Advances in Decision Sciences
Volume 2010 (2010), Article ID 546547, 29 pages
Research Article

A Theoretical Argument Why the t-Copula Explains Credit Risk Contagion Better than the Gaussian Copula

1IMD, 1001 Lausanne, Switzerland
2Claremont Graduate University, Claremont, CA 91711, USA
3Thammasat University, Bangkok, Thailand

Received 19 December 2009; Accepted 23 February 2010

Academic Editor: Chin Lai

Copyright © 2010 Didier Cossin et al. This is an open access article distributed under the Creative Commons Attribution License, which permits unrestricted use, distribution, and reproduction in any medium, provided the original work is properly cited.

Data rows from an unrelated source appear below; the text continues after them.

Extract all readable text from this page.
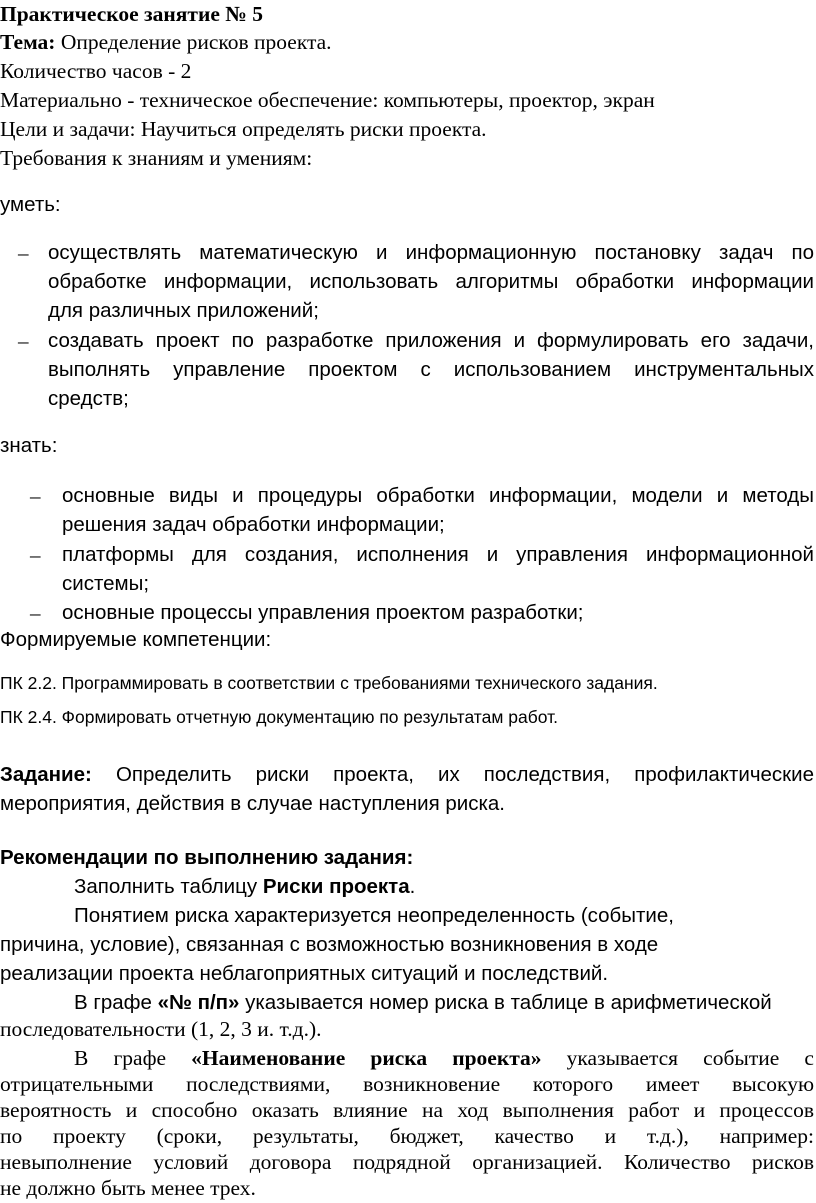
Практическое занятие № 5
Тема: Определение рисков проекта.
Количество часов - 2
Материально - техническое обеспечение: компьютеры, проектор, экран
Цели и задачи: Научиться определять риски проекта.
Требования к знаниям и умениям:
уметь:
– осуществлять математическую и информационную постановку задач по
обработке информации, использовать алгоритмы обработки информации
для различных приложений;
– создавать проект по разработке приложения и формулировать его задачи,
выполнять управление проектом с использованием инструментальных
средств;
знать:
– основные виды и процедуры обработки информации, модели и методы
решения задач обработки информации;
– платформы для создания, исполнения и управления информационной
системы;
– основные процессы управления проектом разработки;
Формируемые компетенции:
ПК 2.2. Программировать в соответствии с требованиями технического задания.
ПК 2.4. Формировать отчетную документацию по результатам работ.
Задание: Определить риски проекта, их последствия, профилактические
мероприятия, действия в случае наступления риска.
Рекомендации по выполнению задания:
Заполнить таблицу Риски проекта.
Понятием риска характеризуется неопределенность (событие,
причина, условие), связанная с возможностью возникновения в ходе
реализации проекта неблагоприятных ситуаций и последствий.
В графе «№ п/п» указывается номер риска в таблице в арифметической
последовательности (1, 2, 3 и. т.д.).
В графе «Наименование риска проекта» указывается событие с
отрицательными последствиями, возникновение которого имеет высокую
вероятность и способно оказать влияние на ход выполнения работ и процессов
по проекту (сроки, результаты, бюджет, качество и т.д.), например:
невыполнение условий договора подрядной организацией. Количество рисков
не должно быть менее трех.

One of the key questions in credit dependence modelling is the specfication of the copula function linking the marginals of default variables. Copulae functions are important because they allow to decouple statistical inference into two parts: inference of the marginals and inference of the dependence. This is particularly important in the area of credit risk where information on dependence is scant. Whereas the techniques to estimate the parameters of the copula function seem to be fairly well established, the choice of the copula function is still an open problem. We find out by simulation that the t-copula naturally arises from a structural model of credit risk, proposed by Cossin and Schellhorn (2007). If revenues are linked by a Gaussian copula, we demonstrate that the t-copula provides a better fit to simulations than does a Gaussian copula. This is done under various specfications of the marginals and various configurations of the network. Beyond its quantitative importance, this result is qualitatively intriguing. Student's t-copulae induce fatter (joint) tails than Gaussian copulae ceteris paribus. On the other hand observed credit spreads have generally fatter joint tails than the ones implied by the Gaussian distribution. We thus provide a new statistical explanation why (i) credit spreads have fat joint tails, and (ii) financial crises are amplified by network effects.